Alexandra Stréliski dévoile un nouveau vidéoclip

Alexandra Stréliski présente Changing Winds, le plus récent extrait d’INSCAPE, son nouvel album qui paraîtra le 5 octobre via Secret City Records. Le vidéoclip est dévoilé en primeur aujourd’hui via CBC Music et Self-Titled Magazine. Puisque le spectacle-lancement d’album de Stréliski à Montréal affichait déjà complet des mois d’avance, elle est également heureuse d’annoncer de nouvelles dates de concert à Montréal et à Québec.

 

 

Réalisé par Vincent René-Lortie, le vidéoclip est inspiré du sentiment d’être enfermé dans une boîte. « Nous avons tous ressenti ce sentiment d’être prisonnier des règles à suivre, comme si nous étions tous destinés à devenir la même personne. Dans ces boîtes, illustrées ici comme des tours à appartements, d’innombrables personnes ont bâti leurs maisons, mais elles ont de la difficulté à connecter entre elles. Avec une histoire simple, j’ai tenté de dépeindre ce moment de compréhension, lorsque l’artiste réalise qu’elle a deux choix : soit accepter ou détruire ces quatre murs. Changing Winds est un état de désir et une peur du changement. C’est l’origine d’une explosion », explique Vincent.

La chanson elle-même a été « inspirée à la fois par Satie et John Cage, et évoque une atmosphère très intimiste », raconte Alexandra. « C’est la pièce où les choses commencent à tranquillement changer pour moi, mais je garde ça pour moi. Nous l’avons enregistré sur un vieux Steinway droit, avec les deux pédales douces. »

CBC Music

« In its musicality alone, Montreal pianist Alexandra Stréliski’s single Changing Winds evokes poignant feelings of reflection and solitude. When paired with its new Vincent René Lortie-directed video, the song’s effect is palpable. » 

Stréliski a été sous les projecteurs cet été grâce à une incroyable collaboration artistique avec Jean-Marc Vallée sur sa plus récente mini-série pour HBO, Sharp Objects, mettant en vedette Amy Adams. Alexandra a été incluse dans le processus d’utilisation de sa musique et des pièces sur mesure ont été commandées à la pianiste. Au final, des extraits d’à la fois son album précédent Pianoscope et de sa nouvelle parution INSCAPE sont entendues de multiples fois dans six des huit épisodes, incluant lors de la scène cruciale de la finale, qui a été diffusée le 26 août dernier. Alexandra a également écrit la musique du générique d’ouverture du troisième épisode et enregistré un concerto de Bach pour Sharp Objects qui a été lancé en ligne cet été.

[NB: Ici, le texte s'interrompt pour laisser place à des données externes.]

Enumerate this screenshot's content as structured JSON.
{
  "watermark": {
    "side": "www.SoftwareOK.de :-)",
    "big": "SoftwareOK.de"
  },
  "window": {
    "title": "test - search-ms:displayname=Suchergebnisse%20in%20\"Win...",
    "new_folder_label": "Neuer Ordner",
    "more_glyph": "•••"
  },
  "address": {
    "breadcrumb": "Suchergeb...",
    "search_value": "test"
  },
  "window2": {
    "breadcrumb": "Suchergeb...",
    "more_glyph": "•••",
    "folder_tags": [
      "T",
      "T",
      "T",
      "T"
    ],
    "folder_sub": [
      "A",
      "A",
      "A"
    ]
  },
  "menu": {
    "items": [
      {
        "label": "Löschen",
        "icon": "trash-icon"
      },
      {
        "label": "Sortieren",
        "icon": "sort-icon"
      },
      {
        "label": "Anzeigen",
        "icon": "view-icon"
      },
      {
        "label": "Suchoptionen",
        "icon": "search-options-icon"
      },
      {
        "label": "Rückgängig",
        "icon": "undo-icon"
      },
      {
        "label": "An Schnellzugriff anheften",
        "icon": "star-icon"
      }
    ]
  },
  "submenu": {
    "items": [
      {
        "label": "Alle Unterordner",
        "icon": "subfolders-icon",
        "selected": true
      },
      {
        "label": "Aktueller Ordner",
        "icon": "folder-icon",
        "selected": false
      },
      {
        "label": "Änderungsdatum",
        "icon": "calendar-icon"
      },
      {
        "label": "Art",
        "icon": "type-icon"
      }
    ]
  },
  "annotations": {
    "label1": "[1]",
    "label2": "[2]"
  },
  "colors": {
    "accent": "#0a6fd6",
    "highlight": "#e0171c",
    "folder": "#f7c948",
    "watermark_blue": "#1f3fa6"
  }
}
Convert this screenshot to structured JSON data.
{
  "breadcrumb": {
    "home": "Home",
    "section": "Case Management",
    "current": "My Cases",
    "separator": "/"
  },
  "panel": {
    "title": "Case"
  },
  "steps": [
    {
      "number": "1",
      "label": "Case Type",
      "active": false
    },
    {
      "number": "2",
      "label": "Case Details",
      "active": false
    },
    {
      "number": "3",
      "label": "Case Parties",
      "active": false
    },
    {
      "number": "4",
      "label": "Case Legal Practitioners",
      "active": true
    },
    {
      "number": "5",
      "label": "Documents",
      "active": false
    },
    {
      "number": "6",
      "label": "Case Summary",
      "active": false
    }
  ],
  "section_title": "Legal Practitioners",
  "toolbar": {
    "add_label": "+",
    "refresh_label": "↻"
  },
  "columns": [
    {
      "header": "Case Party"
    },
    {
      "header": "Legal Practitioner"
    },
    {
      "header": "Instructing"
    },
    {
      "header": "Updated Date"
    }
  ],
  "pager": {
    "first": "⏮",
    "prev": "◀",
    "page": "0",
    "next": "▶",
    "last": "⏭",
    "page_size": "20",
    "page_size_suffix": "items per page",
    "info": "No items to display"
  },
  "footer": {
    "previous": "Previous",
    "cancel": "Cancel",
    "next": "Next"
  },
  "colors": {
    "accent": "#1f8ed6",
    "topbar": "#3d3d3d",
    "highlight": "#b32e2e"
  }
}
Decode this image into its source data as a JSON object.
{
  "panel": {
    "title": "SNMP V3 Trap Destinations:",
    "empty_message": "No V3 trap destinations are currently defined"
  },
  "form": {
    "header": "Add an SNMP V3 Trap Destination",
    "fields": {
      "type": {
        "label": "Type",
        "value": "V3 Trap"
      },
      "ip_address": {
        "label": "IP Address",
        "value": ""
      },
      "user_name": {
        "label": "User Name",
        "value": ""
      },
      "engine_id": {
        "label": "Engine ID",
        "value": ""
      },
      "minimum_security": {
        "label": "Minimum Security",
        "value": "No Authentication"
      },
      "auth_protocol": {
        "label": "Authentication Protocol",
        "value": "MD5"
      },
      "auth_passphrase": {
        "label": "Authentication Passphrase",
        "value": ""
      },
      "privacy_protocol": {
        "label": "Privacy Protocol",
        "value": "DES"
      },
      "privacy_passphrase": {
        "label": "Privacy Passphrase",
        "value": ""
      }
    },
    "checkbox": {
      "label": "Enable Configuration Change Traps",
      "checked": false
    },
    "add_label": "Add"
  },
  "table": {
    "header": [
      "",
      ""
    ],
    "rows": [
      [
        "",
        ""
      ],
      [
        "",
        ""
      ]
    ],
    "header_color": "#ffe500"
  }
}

Depuis, son extrait Plus tôt cumule plus de 2.5 millions d’écoutes en ligne et elle est apparue lors de populaires émissions de télévision et de radio telles que Les échangistes à Radio-Canada, q à CBC Radio, RDI matin, et Médium Large à ICI Radio-Canada Première, entre autres.

Enregistré à l’automne 2017 au Studio PM à Montréal, INSCAPE se dévoile comme l’œuvre d’une artiste qui se joue bien des conventions et qui cherche à combler un certain vide émotionnel pour s’inscrire dans une tendance néo-classique résolument actuelle. Réalisé par Alexandra Stréliski elle-même et Maxime Navert (qui a également co-produit Pianoscope), l’enjeu a été de créer une pulsion créatrice qui s’engage à ramener l’auditeur vers une sincérité égarée : Un piano, seul, c’est très vulnérable et je cherche à partager ce moment avec un auditeur, explique Alexandra.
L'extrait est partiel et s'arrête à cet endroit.